The automorphism group of the Zetterberg code Z of length 17 (also a quadratic residue code) is a rank three group whose orbits on the coordinate pairs determine two strongly regular graphs equivalent to the Paley graph attached to the prime 17. As a consequence, codewords of a given weight of Z are the characteristic vectors of the blocks of a PBIBD with two associate classes of cyclic type. More generally, this construction of PBIBDs is extended to quadratic residue codes of length \(\equiv 1 \pmod {8},\) to the adjacency codes of triangular and lattice graphs, and to the adjacency codes of various rank three graphs.
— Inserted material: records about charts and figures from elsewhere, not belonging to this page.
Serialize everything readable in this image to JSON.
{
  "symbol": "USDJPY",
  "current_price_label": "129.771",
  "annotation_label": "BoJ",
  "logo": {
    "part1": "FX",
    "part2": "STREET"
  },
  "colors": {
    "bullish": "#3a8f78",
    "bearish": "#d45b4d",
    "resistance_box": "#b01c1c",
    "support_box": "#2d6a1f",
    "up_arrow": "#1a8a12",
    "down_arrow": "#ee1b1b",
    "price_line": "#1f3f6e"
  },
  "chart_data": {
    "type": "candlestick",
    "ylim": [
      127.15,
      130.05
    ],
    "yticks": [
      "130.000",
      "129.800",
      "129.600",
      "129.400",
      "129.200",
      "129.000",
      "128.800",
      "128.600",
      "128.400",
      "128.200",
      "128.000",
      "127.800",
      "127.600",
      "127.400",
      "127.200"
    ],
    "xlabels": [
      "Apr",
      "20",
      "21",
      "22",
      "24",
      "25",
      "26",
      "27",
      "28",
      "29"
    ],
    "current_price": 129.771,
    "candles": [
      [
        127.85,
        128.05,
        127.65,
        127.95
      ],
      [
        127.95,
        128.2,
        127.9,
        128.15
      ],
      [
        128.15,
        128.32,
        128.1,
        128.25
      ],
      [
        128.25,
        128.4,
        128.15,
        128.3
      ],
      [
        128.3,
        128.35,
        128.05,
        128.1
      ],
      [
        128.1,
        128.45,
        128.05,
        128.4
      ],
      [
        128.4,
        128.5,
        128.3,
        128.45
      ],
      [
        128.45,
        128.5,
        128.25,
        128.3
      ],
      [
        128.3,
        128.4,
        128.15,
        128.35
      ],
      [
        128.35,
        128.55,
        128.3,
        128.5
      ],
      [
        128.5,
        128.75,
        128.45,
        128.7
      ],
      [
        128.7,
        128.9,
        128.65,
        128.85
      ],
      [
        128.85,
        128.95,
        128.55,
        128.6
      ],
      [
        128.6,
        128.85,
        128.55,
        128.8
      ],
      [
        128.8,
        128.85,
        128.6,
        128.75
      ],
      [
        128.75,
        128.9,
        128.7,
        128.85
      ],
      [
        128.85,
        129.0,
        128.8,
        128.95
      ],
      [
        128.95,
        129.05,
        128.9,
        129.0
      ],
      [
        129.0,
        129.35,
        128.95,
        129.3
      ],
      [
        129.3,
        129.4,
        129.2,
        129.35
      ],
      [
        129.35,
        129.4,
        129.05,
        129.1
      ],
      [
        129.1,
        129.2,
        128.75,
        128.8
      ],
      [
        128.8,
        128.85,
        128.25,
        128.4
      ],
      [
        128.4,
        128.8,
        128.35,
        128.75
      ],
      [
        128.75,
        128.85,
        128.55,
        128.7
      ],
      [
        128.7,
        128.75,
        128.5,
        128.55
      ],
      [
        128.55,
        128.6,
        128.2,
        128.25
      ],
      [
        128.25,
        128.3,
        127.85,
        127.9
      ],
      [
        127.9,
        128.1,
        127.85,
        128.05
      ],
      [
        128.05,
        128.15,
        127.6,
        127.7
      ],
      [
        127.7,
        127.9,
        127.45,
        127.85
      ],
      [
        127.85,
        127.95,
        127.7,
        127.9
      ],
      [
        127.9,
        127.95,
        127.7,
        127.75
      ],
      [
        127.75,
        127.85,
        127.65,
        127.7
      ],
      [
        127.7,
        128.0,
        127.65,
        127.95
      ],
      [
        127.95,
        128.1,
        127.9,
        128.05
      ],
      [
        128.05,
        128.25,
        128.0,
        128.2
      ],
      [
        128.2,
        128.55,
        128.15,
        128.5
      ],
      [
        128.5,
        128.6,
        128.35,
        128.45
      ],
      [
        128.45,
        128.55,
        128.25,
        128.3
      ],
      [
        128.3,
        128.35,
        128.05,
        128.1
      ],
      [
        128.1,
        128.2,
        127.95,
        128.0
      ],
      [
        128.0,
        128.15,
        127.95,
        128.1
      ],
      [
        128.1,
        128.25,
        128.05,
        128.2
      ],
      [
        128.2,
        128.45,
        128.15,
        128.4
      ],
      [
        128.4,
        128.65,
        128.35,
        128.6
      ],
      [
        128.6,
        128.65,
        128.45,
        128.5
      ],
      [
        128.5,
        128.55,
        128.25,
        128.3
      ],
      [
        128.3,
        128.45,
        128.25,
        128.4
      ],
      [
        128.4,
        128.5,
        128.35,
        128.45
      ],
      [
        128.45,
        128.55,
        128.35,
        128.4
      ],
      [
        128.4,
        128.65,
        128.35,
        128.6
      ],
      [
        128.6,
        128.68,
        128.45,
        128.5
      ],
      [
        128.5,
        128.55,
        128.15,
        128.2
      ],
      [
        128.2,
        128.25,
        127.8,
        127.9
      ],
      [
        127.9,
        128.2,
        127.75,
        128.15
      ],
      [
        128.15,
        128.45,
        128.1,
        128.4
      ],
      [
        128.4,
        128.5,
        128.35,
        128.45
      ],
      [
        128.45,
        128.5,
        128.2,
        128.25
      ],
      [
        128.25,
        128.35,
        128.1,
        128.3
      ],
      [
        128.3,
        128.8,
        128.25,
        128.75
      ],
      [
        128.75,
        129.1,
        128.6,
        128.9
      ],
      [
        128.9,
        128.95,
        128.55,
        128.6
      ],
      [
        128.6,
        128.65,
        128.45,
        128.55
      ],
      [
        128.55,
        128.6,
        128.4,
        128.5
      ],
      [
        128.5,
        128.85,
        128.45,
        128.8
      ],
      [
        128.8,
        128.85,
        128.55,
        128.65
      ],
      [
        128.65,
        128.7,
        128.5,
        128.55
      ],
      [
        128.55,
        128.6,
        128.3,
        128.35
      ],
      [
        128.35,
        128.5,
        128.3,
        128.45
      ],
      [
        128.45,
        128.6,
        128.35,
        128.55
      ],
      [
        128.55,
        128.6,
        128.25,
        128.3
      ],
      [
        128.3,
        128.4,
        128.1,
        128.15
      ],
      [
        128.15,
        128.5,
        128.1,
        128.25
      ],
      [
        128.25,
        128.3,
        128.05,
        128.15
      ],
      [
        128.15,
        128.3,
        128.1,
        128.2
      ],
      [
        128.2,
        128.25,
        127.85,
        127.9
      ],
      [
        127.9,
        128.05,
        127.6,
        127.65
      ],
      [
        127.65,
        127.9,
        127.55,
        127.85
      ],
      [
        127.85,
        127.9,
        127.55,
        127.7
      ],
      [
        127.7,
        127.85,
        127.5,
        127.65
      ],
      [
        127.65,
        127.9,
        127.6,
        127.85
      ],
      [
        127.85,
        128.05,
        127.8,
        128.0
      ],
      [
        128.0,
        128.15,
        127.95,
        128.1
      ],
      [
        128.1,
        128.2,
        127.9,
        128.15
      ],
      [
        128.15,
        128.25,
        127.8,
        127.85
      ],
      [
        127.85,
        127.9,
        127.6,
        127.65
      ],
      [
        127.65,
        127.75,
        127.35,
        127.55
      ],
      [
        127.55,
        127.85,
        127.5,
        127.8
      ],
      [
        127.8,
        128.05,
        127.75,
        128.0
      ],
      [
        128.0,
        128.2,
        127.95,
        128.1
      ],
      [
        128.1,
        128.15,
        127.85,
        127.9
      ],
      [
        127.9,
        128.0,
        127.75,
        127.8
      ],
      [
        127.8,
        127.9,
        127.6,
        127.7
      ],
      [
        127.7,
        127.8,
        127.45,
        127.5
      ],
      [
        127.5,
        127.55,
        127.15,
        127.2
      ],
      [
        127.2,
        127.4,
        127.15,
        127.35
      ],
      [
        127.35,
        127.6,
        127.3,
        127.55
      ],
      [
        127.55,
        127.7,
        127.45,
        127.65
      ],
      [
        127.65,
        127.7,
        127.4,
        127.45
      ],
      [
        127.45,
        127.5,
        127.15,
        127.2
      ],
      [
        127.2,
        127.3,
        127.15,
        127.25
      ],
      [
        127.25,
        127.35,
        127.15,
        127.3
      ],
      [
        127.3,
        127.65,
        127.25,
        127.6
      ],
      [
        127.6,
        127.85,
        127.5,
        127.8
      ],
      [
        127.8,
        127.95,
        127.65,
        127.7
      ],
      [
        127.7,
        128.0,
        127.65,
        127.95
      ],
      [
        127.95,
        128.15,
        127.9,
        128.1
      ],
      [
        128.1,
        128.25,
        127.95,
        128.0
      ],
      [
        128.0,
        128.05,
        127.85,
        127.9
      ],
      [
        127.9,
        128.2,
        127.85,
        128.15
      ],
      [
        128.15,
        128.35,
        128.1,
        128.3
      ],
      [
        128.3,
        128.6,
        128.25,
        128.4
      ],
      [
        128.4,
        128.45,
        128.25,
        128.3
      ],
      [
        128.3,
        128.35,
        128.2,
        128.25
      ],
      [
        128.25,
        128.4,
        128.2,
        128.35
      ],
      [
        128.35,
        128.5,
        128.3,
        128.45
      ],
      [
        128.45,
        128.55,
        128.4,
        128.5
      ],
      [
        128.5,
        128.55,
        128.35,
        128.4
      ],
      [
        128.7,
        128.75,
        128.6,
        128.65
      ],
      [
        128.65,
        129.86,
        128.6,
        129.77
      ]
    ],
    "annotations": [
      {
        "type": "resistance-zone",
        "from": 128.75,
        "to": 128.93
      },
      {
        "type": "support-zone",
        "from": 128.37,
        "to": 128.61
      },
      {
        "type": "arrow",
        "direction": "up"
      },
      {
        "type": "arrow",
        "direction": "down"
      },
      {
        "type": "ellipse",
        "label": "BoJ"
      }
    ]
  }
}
A remarkable fact is the existence of 2-designs held by the quadratic residue code of length 41 for code weights 9 and 10.

长度为 17的 Zetterberg 码Z的自同构群（也是二次余数码）是一个秩为 3 的群，其坐标对上的轨道确定了两个强正则图等价于附加到素数 17 的佩雷图。因此，码字给定Z权重的特征向量是 PBIBD 块的特征向量，具有两个循环类型的关联类。更一般地说，PBIBD 的这种构造被扩展到长度为\(\equiv 1 \pmod {8},\) 的二次残差代码到三角形和点阵图的邻接代码，以及各种三阶图的邻接代码。一个值得注意的事实是存在由长度为 41 的二次残差代码持有的 2-designs，用于代码权重 9 和 10。